Chapter VIII

89 6 0
                                    


**

Tak terasa sudah beberapa bulan aku menjadi seorang wanita tak bersuami. Sama sekali tak terlintas dalam benak'ku bahwa diusia yang masih dibilang muda aku sudah menjadi janda. Tak pernah terfikirkan oleh'ku bahwa pernikahan'ku akan hancur. Dan aku berpisah dengan seseorang yang sangat aku cintai, saat ini dan mungkin hingga nanti.

Dan menjadi single parent untuk putra'ku Revan. Banyak yang bilang, bahwa menjadi seorang janda adalah buruk. Tidak baik. Hina. Tapi buat'ku, tidak, aku lebih memilih jalan ini karena aku merasa lebih baik seperti ini. Sendiri tanpa ada yang menyakiti aku atau putra'ku. Meski pasti sangat sulit. Bagi aku yang benar-benar sendiri.

Deringan ponsel membuyarkan apa yang sedang aku fikirkan.

" Wa'alaikum salam, mah "

" ...."

" iya, ada tawaran disana, kalau ga ada halangan, anggun ambil, mah"

" ... "

" Insha Allah, Mah. aku bawa Revan kesana, Mah. Aku punya beberapa kenalan disana, Mah. Nanti kalau mau berangkat, Anggun kabarin ya, Mah. Iya salam buat papah,

Assalamualaikum,"

" Bunda, tante reina bilang, kita mau ke Australi ya? Itu dimana sih, Nda?"

tanya Revan.

" Jauh sayang, Kamu mau ikut bunda kan?" tanyaku sambil merapihkan rambutnya yang berantakan.

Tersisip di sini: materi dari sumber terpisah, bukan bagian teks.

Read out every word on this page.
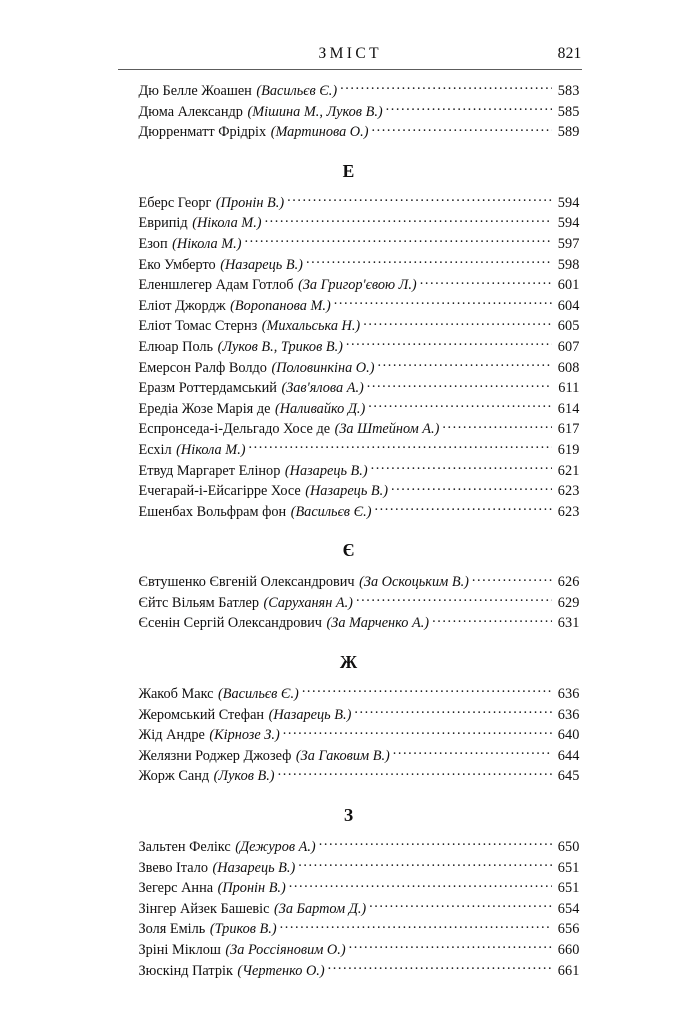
ЗМІСТ	821
Дю Белле Жоашен (Васильєв Є.) .....	583
Дюма Александр (Мішина М., Луков В.) .....	585
Дюрренматт Фрідріх (Мартинова О.) .....	589
Е
Еберс Георг (Пронін В.) .....	594
Еврипід (Нікола М.) .....	594
Езоп (Нікола М.) .....	597
Еко Умберто (Назарець В.) .....	598
Еленшлегер Адам Готлоб (За Григор'євою Л.) .....	601
Еліот Джордж (Воропанова М.) .....	604
Еліот Томас Стернз (Михальська Н.) .....	605
Елюар Поль (Луков В., Триков В.) .....	607
Емерсон Ралф Волдо (Половинкіна О.) .....	608
Еразм Роттердамський (Зав'ялова А.) .....	611
Ередіа Жозе Марія де (Наливайко Д.) .....	614
Еспронседа-і-Дельгадо Хосе де (За Штейном А.) .....	617
Есхіл (Нікола М.) .....	619
Етвуд Маргарет Елінор (Назарець В.) .....	621
Ечегарай-і-Ейсагірре Хосе (Назарець В.) .....	623
Ешенбах Вольфрам фон (Васильєв Є.) .....	623
Є
Євтушенко Євгеній Олександрович (За Оскоцьким В.) .....	626
Єйтс Вільям Батлер (Саруханян А.) .....	629
Єсенін Сергій Олександрович (За Марченко А.) .....	631
Ж
Жакоб Макс (Васильєв Є.) .....	636
Жеромський Стефан (Назарець В.) .....	636
Жід Андре (Кірнозе З.) .....	640
Желязни Роджер Джозеф (За Гаковим В.) .....	644
Жорж Санд (Луков В.) .....	645
З
Зальтен Фелікс (Дежуров А.) .....	650
Звево Італо (Назарець В.) .....	651
Зегерс Анна (Пронін В.) .....	651
Зінгер Айзек Башевіс (За Бартом Д.) .....	654
Золя Еміль (Триков В.) .....	656
Зріні Міклош (За Россіяновим О.) .....	660
Зюскінд Патрік (Чертенко О.) .....	661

" Iya dong Bunda," sahutnya sambil tertawa.

Sampai saat ini aku masih tidak mengerti, apa yang difikirkan revan,

revan tidak pernah menanyakan ayahnya. Seolah-olah dia mengerti dengan perpisahan kami, dan ayahnpun hanya bertanya kabarnya lewat ponsel, hanya beberapa kali bertemu setelah perpisahan kami. Dan aku tak pernah memberitahunya rencana ini, haruskah aku memberitahunya? Apakah dia akan peduli? Dia sudah bahagia dengan keluarga barunya, aku dan revan tak'kan menganggu'nya.

**

" apa kamu harus pergi,nak?" tanya mamah saat mengantarkan aku dan revan ke bandara.

Aku tersenyum. " Iya mah, aku dapat pekerjaan disana,"

" apa tidak bisa bekerja disini?" tanya mamah lagi.

Aku menggeleng," anggun ingin memulai hidup baru,mah"

" nanti kamu lupa sama mamah dan papah" ujarnya sambil terisak.

Aku meraihnya dalam pelukan'ku.

" bagi anggun, kalian udah anggun anggap orang tua anggun sendiri, jadi mana mungkin anggun bisa ngelakuin itu,"sahutku.

" nanti,kalau mamah kangen anggun dan revan, mamah bisa kesana, pintu rumahku akan selalu terbuka untuk mamah dan papah" lanjutku.

" kamu gak akan pulang lagi,?" tanya mamah.

Aku tak mengangguk ataupun menggeleng. Karena aku juga tak tahu, bagaimana kedepannya.

" Wanita itu sudah melahirkan, tapi anak itu sama sekali tak mirip adrian,," ujar mamah.

" benarkah, semoga dira dan bayinya sehat terus."ujarku.

Mamah hanya tersenyum mendengar penuturanku.

" setelah beberapa bulan anaknya mulai besar, adrian akan melakukan tes DNA, karena adrian merasa, bayi laki-laki itu tak mirip dengan'nya" ujar mamah menjelaskan perihal anak dira.

" salam untuk papah ya mah," ujarku beranjak dari kursi.

Ku genggam jemari revan yang sedang asyik bermain game dengan gadgetnya.